В отличие от Терезы, отец Сергея и обсуждение его отношений с ним были, вероятно, в центре внимания и самого Фрейда. Панкеев несколько раз повторяет в своих воспоминаниях слова Фрейда, которые действительно, невозможно забыть: „Вам повезло, что Ваш отец умер. В противном случае у Вас не было бы шанса выздороветь" . Панкеев понимал Фрейда довольно плоско: „Он имел в виду, что если бы мой отец не умер, мне не удалось бы образовать перенос". Перенос был интенсивным, и русскому пациенту пришлось испытать на себе и благотворные, и отрицательные стороны этого открытого психоанализом явления. До конца своей жизни он испытывал глубокую благодарность к Фрейду и одновременно винил его во многих своих бедах.
От анализа до анализа

Близился к концу обусловленный Фрейдом срок окончания четырехлетнего анализа. Пациент стал продуктивен в воспоминаниях своих травм раннего детства. Аналитик познакомился с любовницей пациента и благословил их брак, Они были довольны друг другом.

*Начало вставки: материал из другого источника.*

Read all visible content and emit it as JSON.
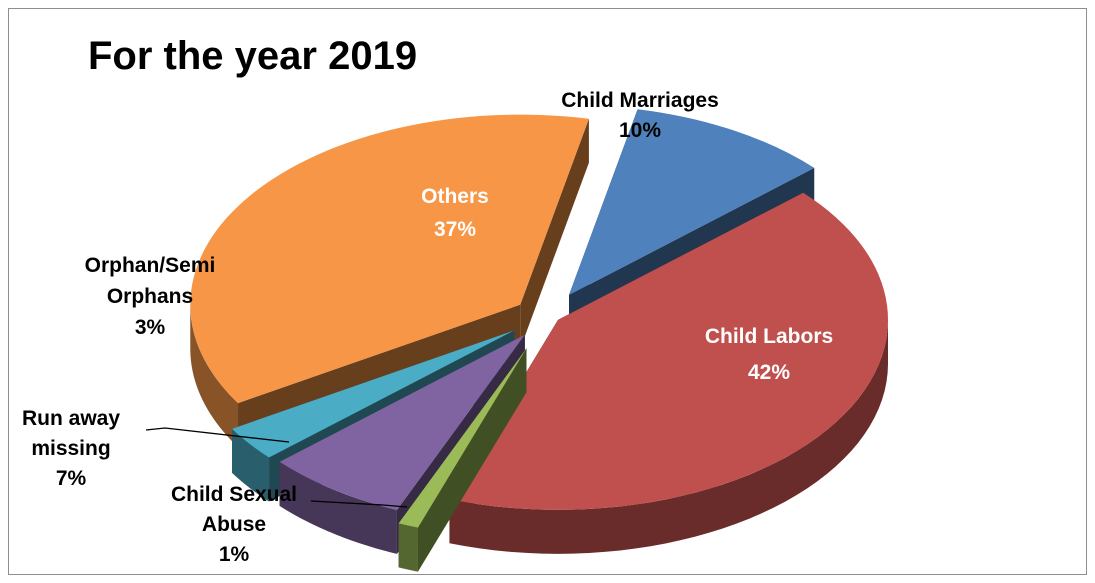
{
  "chart_data": {
    "type": "pie",
    "three_d": true,
    "exploded": true,
    "title": "For the year 2019",
    "slices": [
      {
        "name": "Child Marriages",
        "label_lines": [
          "Child Marriages",
          "10%"
        ],
        "percent": 10,
        "color": "#4f81bd"
      },
      {
        "name": "Child Labors",
        "label_lines": [
          "Child Labors",
          "42%"
        ],
        "percent": 42,
        "color": "#c0504d"
      },
      {
        "name": "Child Sexual Abuse",
        "label_lines": [
          "Child Sexual",
          "Abuse",
          "1%"
        ],
        "percent": 1,
        "color": "#9bbb59"
      },
      {
        "name": "Run away missing",
        "label_lines": [
          "Run away",
          "missing",
          "7%"
        ],
        "percent": 7,
        "color": "#8064a2"
      },
      {
        "name": "Orphan/Semi Orphans",
        "label_lines": [
          "Orphan/Semi",
          "Orphans",
          "3%"
        ],
        "percent": 3,
        "color": "#4bacc6"
      },
      {
        "name": "Others",
        "label_lines": [
          "Others",
          "37%"
        ],
        "percent": 37,
        "color": "#f79646"
      }
    ]
  }
}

Последний сеанс пришелся на 29 июня 1914 года. Накануне в Сараево были убиты австрийский наследный принц Фердинанд и его жена. Прощаясь с пациентом, Фрейд заметил, что если бы Фердинанд пришел к власти, Австрию ждала бы война с Россией. Все произошло, как известно, ровно наоборот. Возможности понимания даже у очень умных людей ограничены.

В кратком послесловии к „Из истории одного детского невроза" Фрейд писал о завершении анализа Сергея: „Я расстался с ним, считая его излеченным, за несколько недель до начала Великой войны 1914 года; я не видел его до тех пор, пока превратности войны не предоставили Центрально-европейским державам доступ к Южной России".

Война началась через несколько часов после того, как Сергей пересек русскую границу. Тереза Келлер со своей дочерью Эльзой пока оставалась в Мюнхене. Когда Панкеев вернулся домой, мать его заказала службу в честь успешного излечения сына. Одесский батюшка пропел здравицу во славу Сергея и его врача „Сигизмунда". Между тем жениха и невесту разделила линия фронта. Молодой Панкеев не был мобилизован как единственный сын в семье. В своем одесском поместье он чувствовал себя отлично. Несмотря на сопротивление матери, начались хлопоты по предоставлению российской визы Терезе, гражданке враждебного государства. Сергей преуспел и в этом. Тереза приехала через Румынию, оставив дочь в Мюнхене. Они поженились. В это же время Сергей сумел экстерном сдать выпускные экзамены на юридическом факультете Одесского университета. Все шло нормально, если не считать конфликтов между Терезой и ее новой свекровью.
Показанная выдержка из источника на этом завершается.